2. Lay the shirt flat on your work surface. Using your fingers, pinch where the center of the bullseye design should be and pick the shirt up.
3. Wrap your first rubber band securely around the center of the bullseye.
4. Continue to create additional rings down the shirt with rubber bands until you have reached the end of the shirt.
Dyeing The Shirt
Baking sheet/rack versus just a workspace covered in plastic: I have dyed MANY shirts on just a covered workspace. As long as you have a ton of paper towels and are careful, you will be fine. It is, however, MUCH easier and more environmentally friendly (i.e. paper towel usage) if you use a baking sheet and rack because any excess dye goes directly onto the pan, away from your shirt, and you barely need to use any paper towels.

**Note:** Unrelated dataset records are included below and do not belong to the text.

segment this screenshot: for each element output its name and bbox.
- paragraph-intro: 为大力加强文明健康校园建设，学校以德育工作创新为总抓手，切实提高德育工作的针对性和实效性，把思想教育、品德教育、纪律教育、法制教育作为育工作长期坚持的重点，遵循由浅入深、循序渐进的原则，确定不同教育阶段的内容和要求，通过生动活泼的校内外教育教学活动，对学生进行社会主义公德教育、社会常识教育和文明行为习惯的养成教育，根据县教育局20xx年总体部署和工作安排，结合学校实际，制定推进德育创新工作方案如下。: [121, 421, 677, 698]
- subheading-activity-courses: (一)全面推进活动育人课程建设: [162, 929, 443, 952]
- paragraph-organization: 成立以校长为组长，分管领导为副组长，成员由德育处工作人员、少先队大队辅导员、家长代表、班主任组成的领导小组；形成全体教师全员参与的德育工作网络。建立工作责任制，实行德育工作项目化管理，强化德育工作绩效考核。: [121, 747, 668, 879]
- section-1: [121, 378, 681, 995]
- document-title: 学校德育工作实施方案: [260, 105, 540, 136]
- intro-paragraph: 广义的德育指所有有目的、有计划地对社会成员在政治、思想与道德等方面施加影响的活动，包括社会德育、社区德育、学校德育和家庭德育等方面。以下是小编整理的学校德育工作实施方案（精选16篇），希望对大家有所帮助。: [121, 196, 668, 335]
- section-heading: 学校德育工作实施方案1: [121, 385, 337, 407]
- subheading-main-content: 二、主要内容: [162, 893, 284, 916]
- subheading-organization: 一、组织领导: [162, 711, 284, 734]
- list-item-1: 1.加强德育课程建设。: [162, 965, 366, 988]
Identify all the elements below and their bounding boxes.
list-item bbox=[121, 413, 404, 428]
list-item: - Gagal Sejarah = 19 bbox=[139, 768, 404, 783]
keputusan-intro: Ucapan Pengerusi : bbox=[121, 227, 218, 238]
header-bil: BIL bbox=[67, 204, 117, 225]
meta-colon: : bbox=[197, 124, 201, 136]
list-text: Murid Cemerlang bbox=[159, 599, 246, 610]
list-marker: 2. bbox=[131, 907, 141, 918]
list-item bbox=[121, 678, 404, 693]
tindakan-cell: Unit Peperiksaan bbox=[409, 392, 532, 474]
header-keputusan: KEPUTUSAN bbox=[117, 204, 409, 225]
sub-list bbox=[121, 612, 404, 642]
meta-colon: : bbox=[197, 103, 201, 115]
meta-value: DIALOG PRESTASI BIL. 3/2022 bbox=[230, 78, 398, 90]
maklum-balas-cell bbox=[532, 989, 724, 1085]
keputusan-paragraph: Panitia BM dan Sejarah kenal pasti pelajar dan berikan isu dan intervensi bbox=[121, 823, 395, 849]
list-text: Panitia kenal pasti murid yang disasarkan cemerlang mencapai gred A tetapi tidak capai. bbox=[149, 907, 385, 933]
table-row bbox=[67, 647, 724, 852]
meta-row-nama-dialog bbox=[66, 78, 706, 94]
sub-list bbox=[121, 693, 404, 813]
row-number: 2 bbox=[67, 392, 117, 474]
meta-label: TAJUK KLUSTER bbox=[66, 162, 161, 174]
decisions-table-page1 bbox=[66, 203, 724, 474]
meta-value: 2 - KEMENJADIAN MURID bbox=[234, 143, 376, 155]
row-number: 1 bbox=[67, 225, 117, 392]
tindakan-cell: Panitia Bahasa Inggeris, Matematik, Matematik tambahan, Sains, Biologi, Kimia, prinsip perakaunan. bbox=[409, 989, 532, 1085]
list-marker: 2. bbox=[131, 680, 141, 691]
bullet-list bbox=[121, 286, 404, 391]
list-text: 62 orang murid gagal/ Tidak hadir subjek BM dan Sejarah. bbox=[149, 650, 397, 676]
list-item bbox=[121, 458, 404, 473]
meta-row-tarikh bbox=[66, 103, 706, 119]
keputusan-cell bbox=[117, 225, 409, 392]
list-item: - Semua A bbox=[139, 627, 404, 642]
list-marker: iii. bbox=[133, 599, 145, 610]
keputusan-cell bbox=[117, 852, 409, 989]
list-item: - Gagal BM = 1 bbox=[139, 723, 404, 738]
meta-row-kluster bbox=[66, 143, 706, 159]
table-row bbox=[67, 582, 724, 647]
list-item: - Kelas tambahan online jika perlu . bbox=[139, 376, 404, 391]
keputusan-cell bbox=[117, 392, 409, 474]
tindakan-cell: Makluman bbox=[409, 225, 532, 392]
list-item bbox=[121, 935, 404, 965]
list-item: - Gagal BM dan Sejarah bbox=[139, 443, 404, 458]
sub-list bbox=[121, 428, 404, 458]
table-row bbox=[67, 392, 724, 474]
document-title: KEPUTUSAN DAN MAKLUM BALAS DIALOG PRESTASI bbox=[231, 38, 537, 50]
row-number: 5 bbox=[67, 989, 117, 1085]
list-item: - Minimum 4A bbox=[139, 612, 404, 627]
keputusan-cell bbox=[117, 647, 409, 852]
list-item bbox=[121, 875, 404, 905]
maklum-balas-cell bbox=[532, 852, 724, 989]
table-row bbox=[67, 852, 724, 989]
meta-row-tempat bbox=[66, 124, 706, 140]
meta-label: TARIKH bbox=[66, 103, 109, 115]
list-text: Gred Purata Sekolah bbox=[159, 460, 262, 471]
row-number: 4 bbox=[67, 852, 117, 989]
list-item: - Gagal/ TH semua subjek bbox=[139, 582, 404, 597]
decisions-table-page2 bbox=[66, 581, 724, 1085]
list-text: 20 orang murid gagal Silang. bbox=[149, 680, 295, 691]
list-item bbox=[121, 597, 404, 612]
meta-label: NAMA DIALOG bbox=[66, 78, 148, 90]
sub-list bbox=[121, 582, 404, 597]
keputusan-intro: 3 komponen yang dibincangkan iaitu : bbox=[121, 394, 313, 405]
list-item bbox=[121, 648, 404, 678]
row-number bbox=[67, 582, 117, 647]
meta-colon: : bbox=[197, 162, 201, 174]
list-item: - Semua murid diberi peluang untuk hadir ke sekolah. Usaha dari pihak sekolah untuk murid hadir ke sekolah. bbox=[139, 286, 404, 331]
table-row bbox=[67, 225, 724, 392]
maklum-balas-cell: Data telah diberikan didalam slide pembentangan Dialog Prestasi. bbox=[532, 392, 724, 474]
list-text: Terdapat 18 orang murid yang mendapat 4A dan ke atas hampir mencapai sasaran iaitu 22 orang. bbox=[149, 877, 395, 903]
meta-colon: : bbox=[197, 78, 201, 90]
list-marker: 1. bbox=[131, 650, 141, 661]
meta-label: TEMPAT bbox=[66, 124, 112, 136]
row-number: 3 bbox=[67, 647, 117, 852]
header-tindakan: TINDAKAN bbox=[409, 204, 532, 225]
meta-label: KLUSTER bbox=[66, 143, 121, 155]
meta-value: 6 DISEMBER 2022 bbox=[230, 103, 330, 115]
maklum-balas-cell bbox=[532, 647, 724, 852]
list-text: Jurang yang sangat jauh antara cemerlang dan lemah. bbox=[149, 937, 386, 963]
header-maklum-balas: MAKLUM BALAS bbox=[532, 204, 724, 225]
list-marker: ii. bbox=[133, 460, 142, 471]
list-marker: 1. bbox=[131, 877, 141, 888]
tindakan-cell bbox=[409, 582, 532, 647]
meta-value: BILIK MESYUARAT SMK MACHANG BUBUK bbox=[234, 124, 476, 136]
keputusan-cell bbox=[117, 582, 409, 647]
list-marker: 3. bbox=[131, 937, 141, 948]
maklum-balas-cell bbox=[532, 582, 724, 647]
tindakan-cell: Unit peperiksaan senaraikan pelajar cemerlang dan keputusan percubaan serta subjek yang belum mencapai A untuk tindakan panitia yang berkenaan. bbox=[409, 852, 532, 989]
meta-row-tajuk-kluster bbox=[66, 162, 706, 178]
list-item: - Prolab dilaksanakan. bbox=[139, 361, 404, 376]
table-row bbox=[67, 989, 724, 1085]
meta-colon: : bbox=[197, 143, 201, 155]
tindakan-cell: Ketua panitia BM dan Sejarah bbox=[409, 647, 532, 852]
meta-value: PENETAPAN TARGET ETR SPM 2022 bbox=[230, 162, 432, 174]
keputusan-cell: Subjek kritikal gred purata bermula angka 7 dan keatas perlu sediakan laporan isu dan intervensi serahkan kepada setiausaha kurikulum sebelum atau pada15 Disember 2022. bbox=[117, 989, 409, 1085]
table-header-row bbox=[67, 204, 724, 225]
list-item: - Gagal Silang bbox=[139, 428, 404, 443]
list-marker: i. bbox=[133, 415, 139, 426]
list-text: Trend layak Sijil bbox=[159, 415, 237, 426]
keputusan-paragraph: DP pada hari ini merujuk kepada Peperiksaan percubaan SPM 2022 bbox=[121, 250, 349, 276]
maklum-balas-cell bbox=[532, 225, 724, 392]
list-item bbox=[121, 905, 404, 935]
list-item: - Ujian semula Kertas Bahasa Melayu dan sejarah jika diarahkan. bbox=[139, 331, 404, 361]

If you plan on tie dyeing a number of items now or in the future I strongly suggest the investment (and the ones I purchased are not expensive).
5. Set your shirt on the baking sheet/cooling rack or covered workspace and put on your gloves. Start with the color of the center of the bullseye and add the dye to the end (where you put the first rubber band). Make sure to add extra dye and let it soak in, so it can get to the center of the shirt. Turn the shirt when needed to cover the entire tip.

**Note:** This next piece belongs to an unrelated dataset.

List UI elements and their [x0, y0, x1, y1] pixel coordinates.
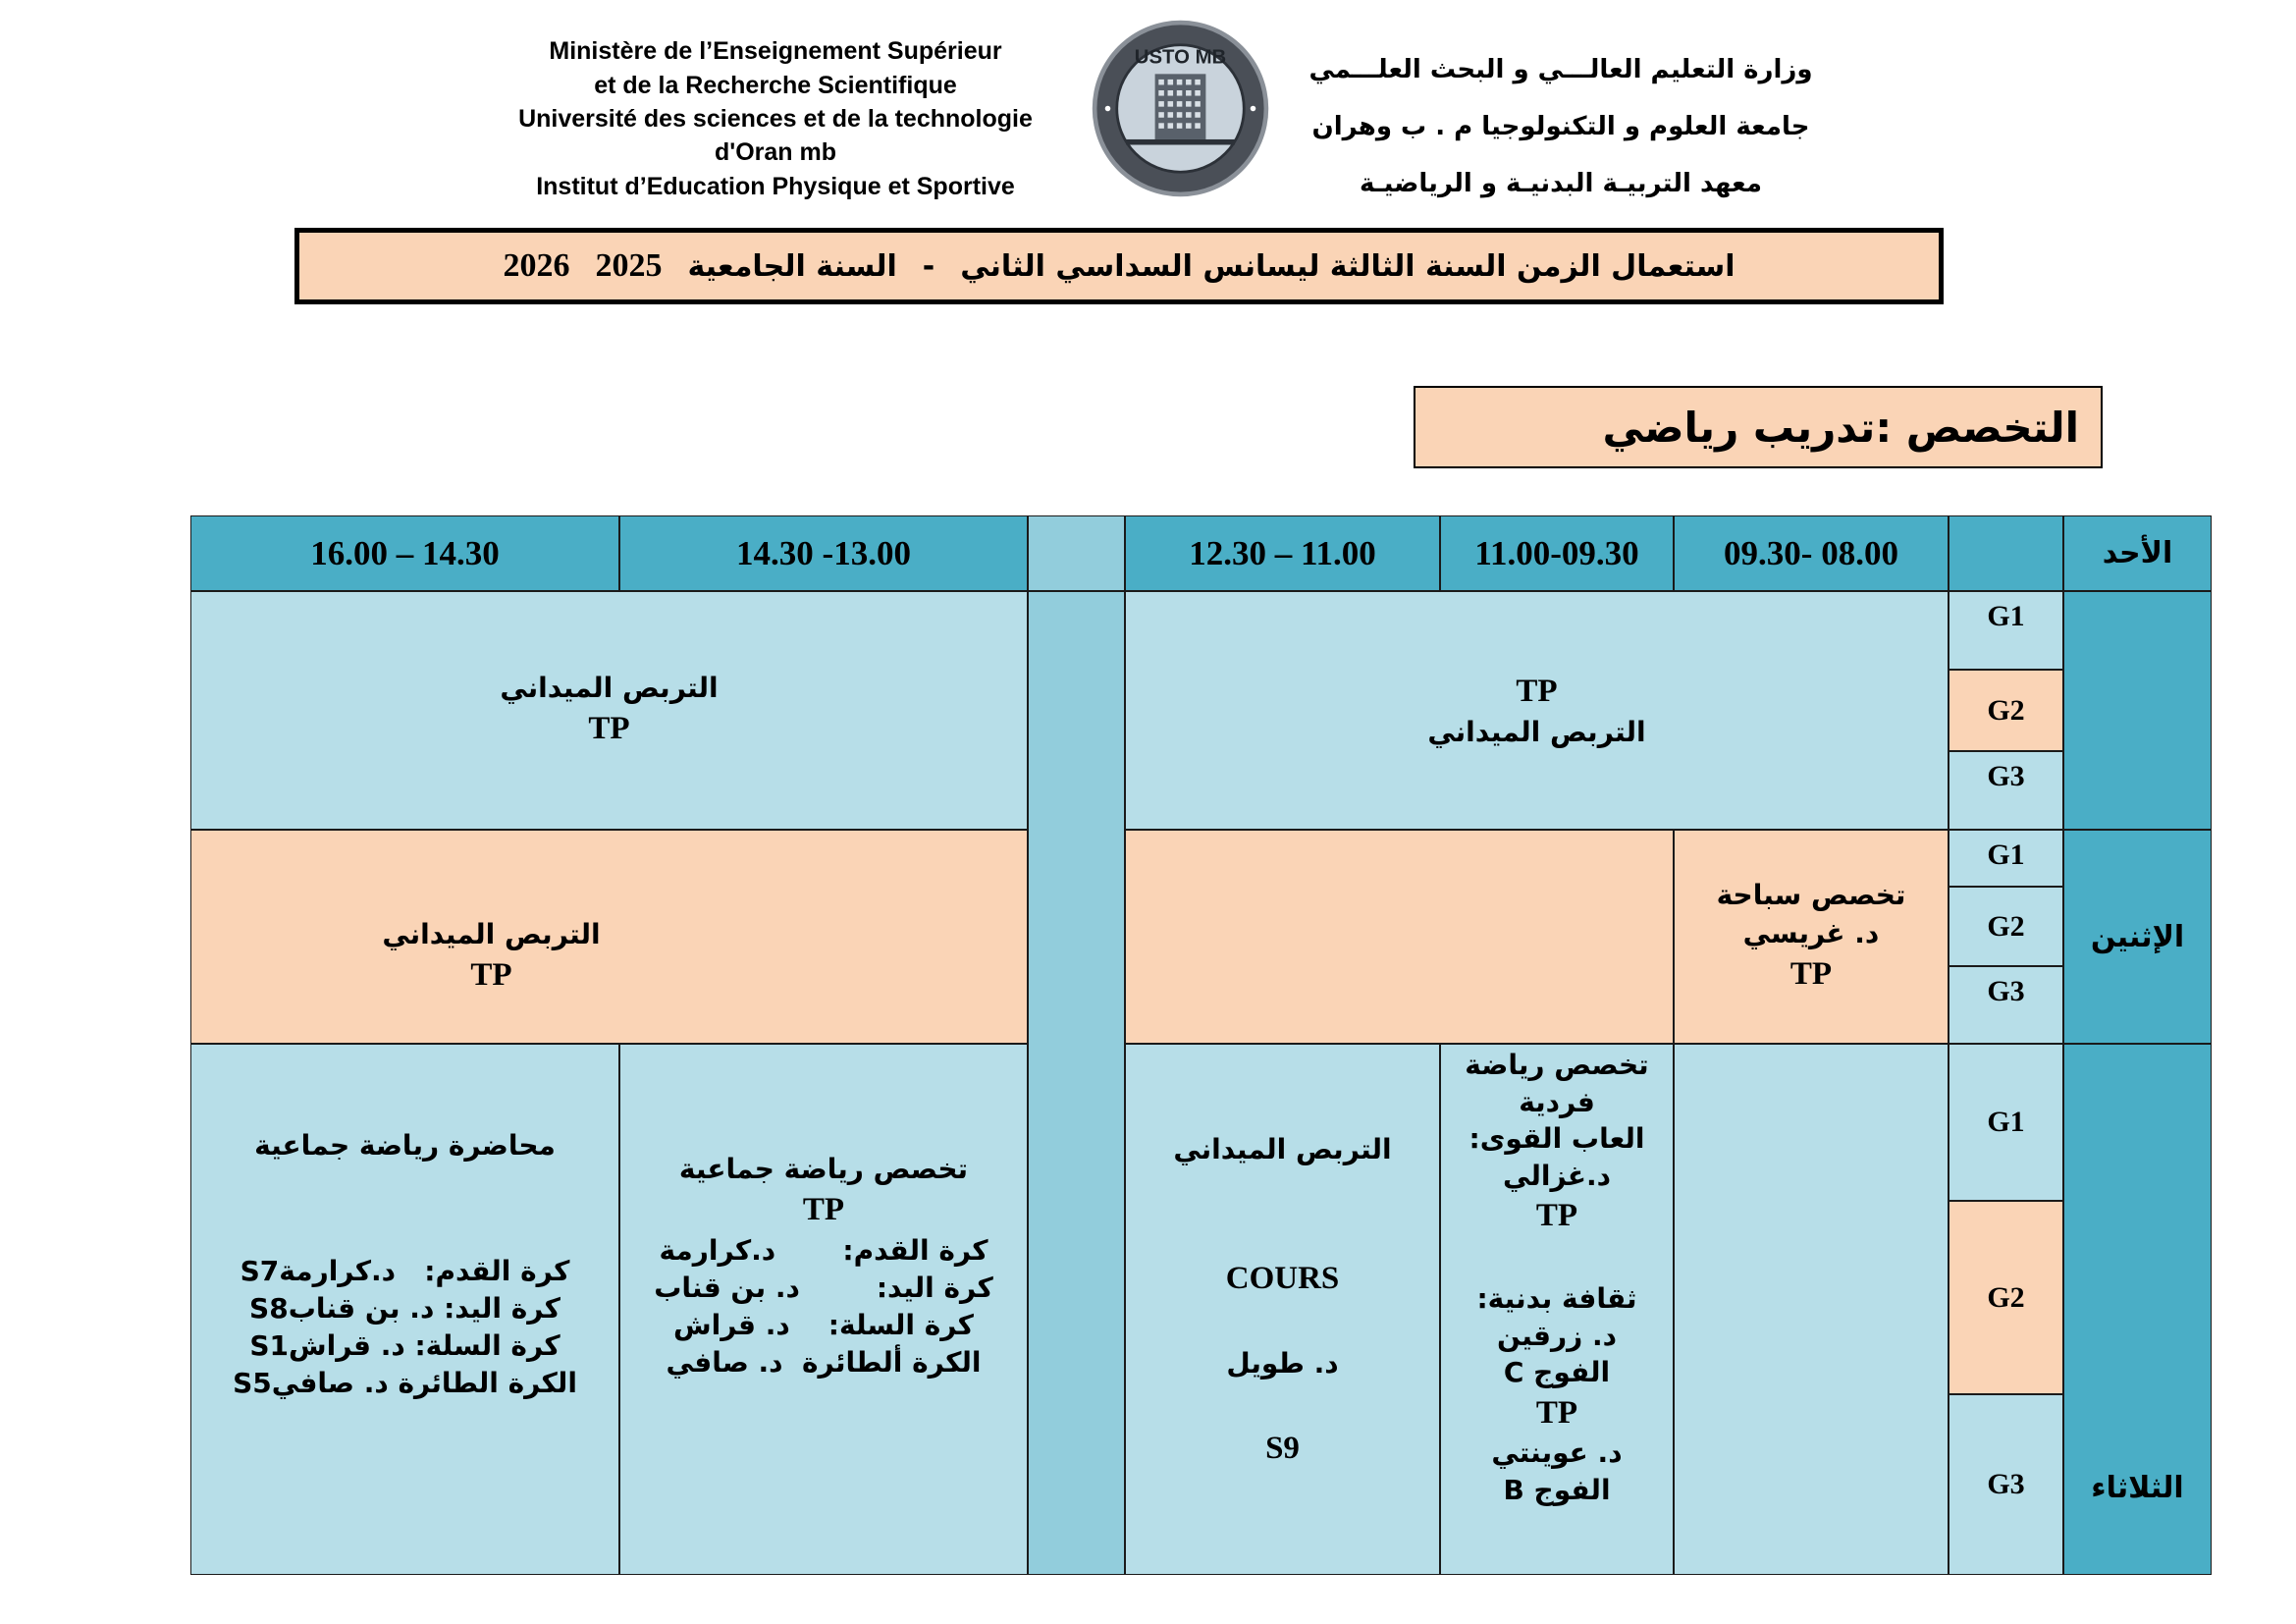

6. Add the second color to the ring next to the center. As with the last color, turn the shirt when needed and be sure to let extra dye soak in. NOTE: Letting the extra dye soak in is especially important for this technique. It can be a bit tricky getting the dye all of the way through the shirt, so there aren’t large chunks of white left, so take your time and really let the dye soak in.
7. Continue adding color to each ring until the shirt is completely dyed.
8. Once all of the shirt has been dyed, carefully place it in the gallon plastic bag or wrap it in plastic wrap. Personally I prefer the plastic bag as you can easily seal it, label it (if you are dyeing more than one item) and move it if needed without worrying about dye leaking out.
9. Let the shirt sit for minimally 6-8 hours and up to 24 hours max, so the dye can cure. This will help produce the brightest colors.
Rinsing And Washing
Once the dye has cured, it’s time to rinse and wash the shirt. This is an important step as, if done in the wrong order or rushed, it can muddy up the nice colors and pattern you created.
10. Take the shirt out of the plastic bag and put it in a sink or bucket (something that can get dirty and won’t stain). We have a stainless steel kitchen sink, so I use that. You can cut/take off the rubber bands and then rinse the shirt in COLD water. The cold part is critical because it allows excess dye to wash out slowly while not dyeing the remaining white parts of the shirt.
11. Repeat this rinse process several times until the water is fairly clear.
12. Once the water is fairly clear, repeat the rinse process once more, but with luke warm water (not HOT). This should get the last bit of excess dye out before putting it in a washing machine.
13. Once the shirt is thoroughly rinsed, you can wash it in the washing machine either by itself or with several other rinsed tie dye items. If I’m tie dyeing a bunch of shirts, I will put up to 6 in one load. Wash on warm or cold with a bit of detergent.
14. Dry the shirt(s) in dryer or let air dry. Personally I prefer air drying as it extends the life of the dye color (as they will eventually fade a bit with washing and wear).
NOTE: Wash the shirt by itself or with other tie dye items for the next few washings before adding it in with your other clothes.